Detrás de cada uno de estos rostros se cuenta una historia diferente, pero con ciertas similitudes. Muchos de ellos están embriagados de problemas personales y ésta es su única salvación, es la única vía de escape con la que pueden contar ahora. Divorcios, pérdidas en la familia, peleas, familias disfuncionales; la típica historia de jóvenes rebeldes y sin rumbo que buscan su propio camino a través de lo que aman.
Los observé por varias horas y no podía cansarme de verlos, eran chicos agradables, sencillos y muy desprendidos —excepto de sus patinetas—. Todos los esfuerzos rindieron sus frutos y tras meses y meses de práctica algunos chicos lograron añadir un nuevo truco a su repertorio para el final del día.
Me era un poco amarga la sensación de que el tiempo empezaba a escurrirse por fin, me había asido a la idea de poder estar con estos chicos durante días enteros mientras los observo hacer lo que les gusta más hacer, pero, ¿es posible encariñarse tanto con prácticamente desconocidos?
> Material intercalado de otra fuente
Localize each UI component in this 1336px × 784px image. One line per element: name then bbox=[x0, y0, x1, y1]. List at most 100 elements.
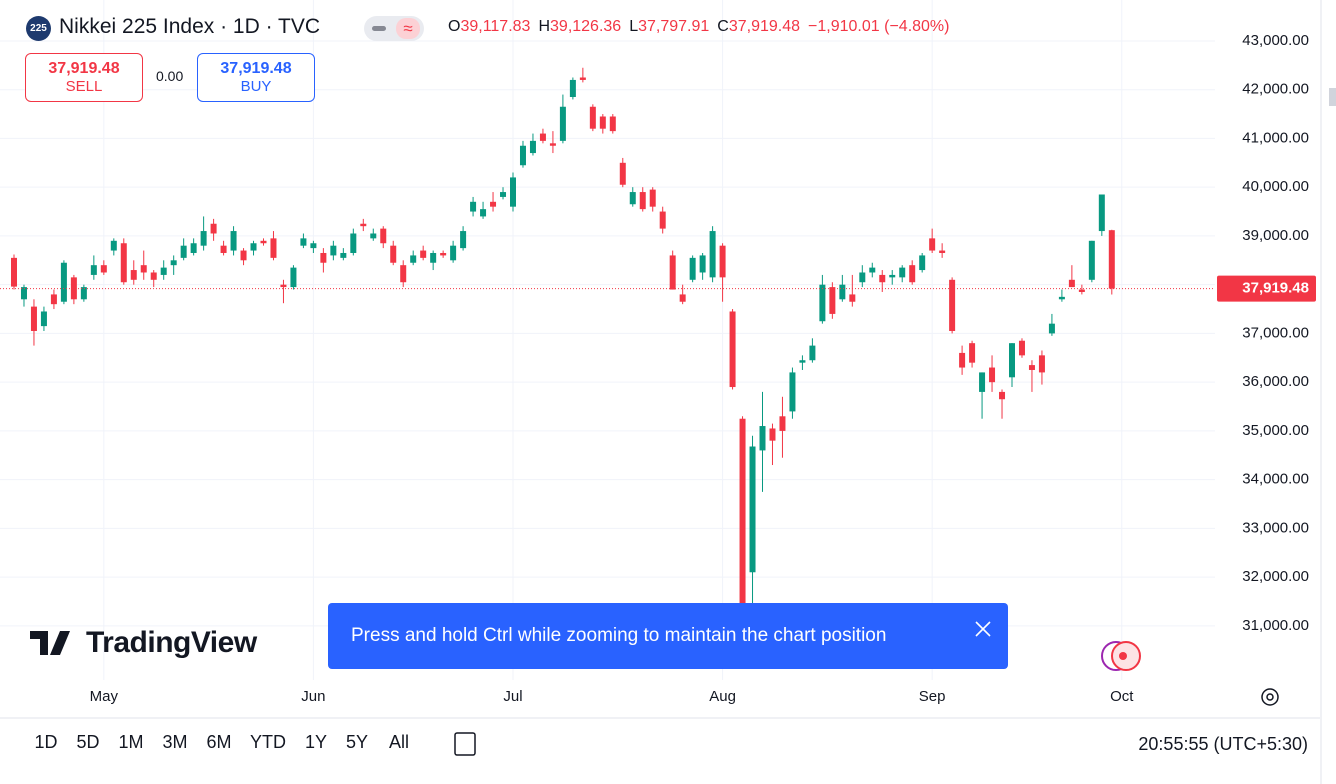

En fin, ha sido un día agradable por demás: no sólo los skateboarders, sino también niños en sus bicicletas, personas realizando picnics y almuerzos sobre la grama adyacente, palomas alzando el vuelo o comiendo de la mano de algunos adultos, y niños que corren por doquier riendo y cantando. Este es uno de esos días que valen la pena recordar.